Çocuklara kötü örnek
Bir de işin sosyolojik boyutu var. Babasını direksiyon başındayken izleyen ve trafikteki rol modeli olarak belirleyen çocuklar, yani geleceğin sürücüleri bu davranışları da genellikle normal kabul ediyor. Yani direksiyon tutuş stilinden tutun sürüş pozisyonuna kadar ebeveynlerden izlenimlenilenler doğru veya yanlış örnekleniyor.
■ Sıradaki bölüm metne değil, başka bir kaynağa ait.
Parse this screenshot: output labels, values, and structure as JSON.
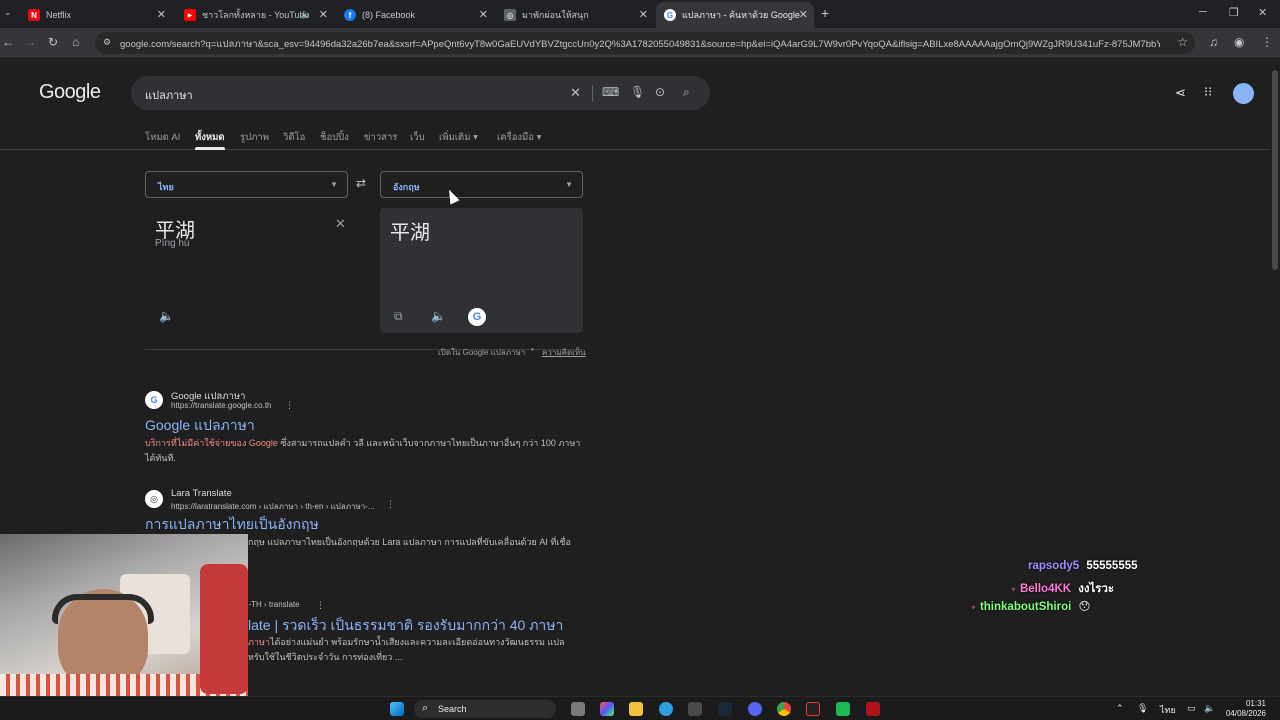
{
  "browser": {
    "tabs": [
      {
        "title": "Netflix",
        "favicon_color": "#e50914",
        "favicon_text": "N"
      },
      {
        "title": "ชาวโลกทั้งหลาย - YouTube",
        "favicon_color": "#ff0000",
        "favicon_text": "▶"
      },
      {
        "title": "(8) Facebook",
        "favicon_color": "#1877f2",
        "favicon_text": "f"
      },
      {
        "title": "มาพักผ่อนให้สนุก",
        "favicon_color": "#5f6368",
        "favicon_text": "◎"
      },
      {
        "title": "แปลภาษา - ค้นหาด้วย Google",
        "favicon_color": "#ffffff",
        "favicon_text": "G"
      }
    ],
    "url": "google.com/search?q=แปลภาษา&sca_esv=94496da32a26b7ea&sxsrf=APpeQnt6vyT8w0GaEUVdYBVZtgccUn0y2Q%3A1782055049831&source=hp&ei=iQA4arG9L7W9vr0PvYqoQA&iflsig=ABILxe8AAAAAajgOmQj9WZgJR9U341uFz-875JM7bbY0&oq=แป..."
  },
  "google": {
    "logo": "Google",
    "query": "แปลภาษา",
    "nav_tabs": [
      "โหมด AI",
      "ทั้งหมด",
      "รูปภาพ",
      "วิดีโอ",
      "ช็อปปิ้ง",
      "ข่าวสาร",
      "เว็บ",
      "เพิ่มเติม",
      "เครื่องมือ"
    ]
  },
  "translate": {
    "source_lang": "ไทย",
    "target_lang": "อังกฤษ",
    "source_text": "平湖",
    "source_romanization": "Píng hú",
    "target_text": "平湖",
    "open_in_translate": "เปิดใน Google แปลภาษา",
    "feedback": "ความคิดเห็น"
  },
  "results": [
    {
      "site": "Google แปลภาษา",
      "url": "https://translate.google.co.th",
      "title": "Google แปลภาษา",
      "desc_highlight": "บริการที่ไม่มีค่าใช้จ่ายของ Google",
      "desc": " ซึ่งสามารถแปลคำ วลี และหน้าเว็บจากภาษาไทยเป็นภาษาอื่นๆ กว่า 100 ภาษา ได้ทันที."
    },
    {
      "site": "Lara Translate",
      "url": "https://laratranslate.com › แปลภาษา › th-en › แปลภาษา-...",
      "title": "การแปลภาษาไทยเป็นอังกฤษ",
      "desc_highlight": "",
      "desc": "กฤษ แปลภาษาไทยเป็นอังกฤษด้วย Lara แปลภาษา การแปลที่ขับเคลื่อนด้วย AI ที่เชื่อ"
    },
    {
      "site": "",
      "url": "n-TH › translate",
      "title": "late | รวดเร็ว เป็นธรรมชาติ รองรับมากกว่า 40 ภาษา",
      "desc_highlight": "ภาษา",
      "desc": "ได้อย่างแม่นยำ พร้อมรักษาน้ำเสียงและความละเอียดอ่อนทางวัฒนธรรม แปล",
      "desc2": "หรับใช้ในชีวิตประจำวัน การท่องเที่ยว ..."
    }
  ],
  "chat": [
    {
      "user": "rapsody5",
      "user_color": "#9b8cff",
      "msg": "55555555"
    },
    {
      "user": "Bello4KK",
      "user_color": "#ff7ad9",
      "msg": "งงไรวะ"
    },
    {
      "user": "thinkaboutShiroi",
      "user_color": "#7dff7a",
      "msg": "😯"
    }
  ],
  "taskbar": {
    "search": "Search",
    "lang": "ไทย",
    "time": "01:31",
    "date": "04/08/2026"
  }
}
Yani sürücüsü emniyet kemeri takan ve çocuğuna çocuk koltuğunun zorunluluğunu öğreten bir anne- babanın çocuğu gelecekte emniyet kemerini takmadan yola çıkmıyor. Araştırmaya göre çocukların yüzde 48'inin anne veya babalarını araçta mesajlaşırken gördüklerini ve bunu normal karşılayabileceklerini gösteriyor. Yani baştan yanlış yetişen sürücüler… Ülkemizde bir de trafik derslerinin kaldırılma riskinin olduğunu düşünürsek, geleceğin sürücülerinin trafikteki tehlikelerle daha çok uğraşması gerekeceğini bilmek için alim olmaya gerek yok. Aman siz de indirin o eli.